After The Lion the Beast the Beat came out, Potter decided it was time to make a change, and she recorded the 2015 album Midnight as a solo artist — though most of the Nocturnals appeared on the album. And, boy, was it a change; the album is full of pounding, programmed beats, frothy dance-pop, and miles-deep funk. It was such a stunning departure from her typical work that it seemed like Potter was recharged as an artist, having a clean slate to make whatever kind of music she wanted.
Yet, four years still passed before she released her second solo album, Daylight. This LP is many things, but it ain't bouncy pop music.
There are a couple of old-school rockin' moments on Daylight, namely the hard-charging "On My Way" and a near-X-rated ode to pure lust called "Desire," but other than that, Potter is as introspective and stripped-down as she's ever been, trading her swagger and bombast for a more intimate performance.
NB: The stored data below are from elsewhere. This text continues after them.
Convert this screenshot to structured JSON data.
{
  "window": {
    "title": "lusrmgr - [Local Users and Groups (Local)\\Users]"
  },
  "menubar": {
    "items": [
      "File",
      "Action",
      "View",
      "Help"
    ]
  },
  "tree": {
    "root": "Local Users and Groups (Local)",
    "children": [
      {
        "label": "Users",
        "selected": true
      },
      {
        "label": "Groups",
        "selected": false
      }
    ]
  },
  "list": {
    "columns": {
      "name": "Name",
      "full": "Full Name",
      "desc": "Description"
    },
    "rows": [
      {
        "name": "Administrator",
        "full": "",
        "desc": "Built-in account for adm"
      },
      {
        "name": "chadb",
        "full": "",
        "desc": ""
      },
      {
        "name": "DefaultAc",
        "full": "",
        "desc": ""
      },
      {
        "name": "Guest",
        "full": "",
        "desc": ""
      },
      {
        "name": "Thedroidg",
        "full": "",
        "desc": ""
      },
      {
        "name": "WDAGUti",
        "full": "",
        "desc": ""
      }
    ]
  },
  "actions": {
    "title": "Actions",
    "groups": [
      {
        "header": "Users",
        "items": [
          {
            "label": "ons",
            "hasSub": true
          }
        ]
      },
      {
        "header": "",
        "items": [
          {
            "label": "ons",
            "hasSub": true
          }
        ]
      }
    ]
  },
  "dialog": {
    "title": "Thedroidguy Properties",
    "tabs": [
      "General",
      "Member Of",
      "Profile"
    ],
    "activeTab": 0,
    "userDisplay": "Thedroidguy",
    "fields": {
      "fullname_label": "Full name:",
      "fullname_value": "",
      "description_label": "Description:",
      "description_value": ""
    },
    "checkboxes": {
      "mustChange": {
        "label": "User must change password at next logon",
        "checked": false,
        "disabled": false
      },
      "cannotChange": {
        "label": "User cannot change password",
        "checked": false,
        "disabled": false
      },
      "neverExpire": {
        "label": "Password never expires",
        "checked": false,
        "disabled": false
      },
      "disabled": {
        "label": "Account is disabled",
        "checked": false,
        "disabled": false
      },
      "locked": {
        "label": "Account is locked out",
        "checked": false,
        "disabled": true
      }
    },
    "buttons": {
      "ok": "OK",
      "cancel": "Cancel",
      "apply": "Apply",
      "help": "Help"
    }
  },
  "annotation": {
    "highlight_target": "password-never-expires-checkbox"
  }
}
And that's because over the four years between Midnight and Daylight, Potter has been through a lifetime's worth of experiences. She officially ended the Nocturnals, got divorced, fell in love again, and became a mother.
That tends to change a person, and Potter says that if Midnight was a big party, Daylight is "what we look like in the morning after we've been at the bar all night long."
The opening lines of the title track, a barbed-wire ballad with plenty of wide-open space for Potter's skyscraping vocals, sum up the turmoil of the last four years of her life.
"Oh, Lord, it's been a long, long time," she sings as the song rises and falls. "I've been lost and found and lost again so many times/ I can't remember if I ever knew my way at all/ But this is a dark matter, love is a sharp, sharp dagger/ Even the slightest touch could cut you down, down, down."
The album's songs about love, loss, and healing were so personal for Potter that she initially wasn't sure she was going to let anyone else hear them.
"There was nothing to hide behind," she says. "That's what was so terrifying about putting an album out. It's so weird; this album is so reflective and so honest, and it goes to so many dark places that it seemed like you should go to in private. I never thought I'd pu out an album like this. It's far too revealing and almost disturbing in some ways. Keeping it to myself was my therapy; it's as close to hanging out my dirty laundry as I've ever done."
Since the album was released last October, though, a remarkable thing has happened: People have responded emotionally to Potter's new songs, sharing their own stories with her.
"Since it's come out, I can't tell you how many people have shared these really vulnerable parts of their lives with me," she says. "People are opening up these really wide, beautiful canyons of their lives that they've never felt comfortable to share and sharing them with me. And I wouldn't have known that if I'd kept these songs to myself. Now I'm so glad that I'm not missing it. The stories I've heard, the emotions from people; I'm so glad I'm experiencing this narrative on people's lives."
Given the personal nature of her new material, one might think that Potter doesn't feel as attached to the old-school rock 'n' soul songs she did with the Nocturnals. But, she's actually gained a new perspective on her older songs that makes her love them more than ever.
"People used to describe me back then as wiser than my years," she says. "It's been really cool to dig back through the catalog and find out where the truth had been. It's almost like fortune telling; it's like messages in bottles from myself, then to now."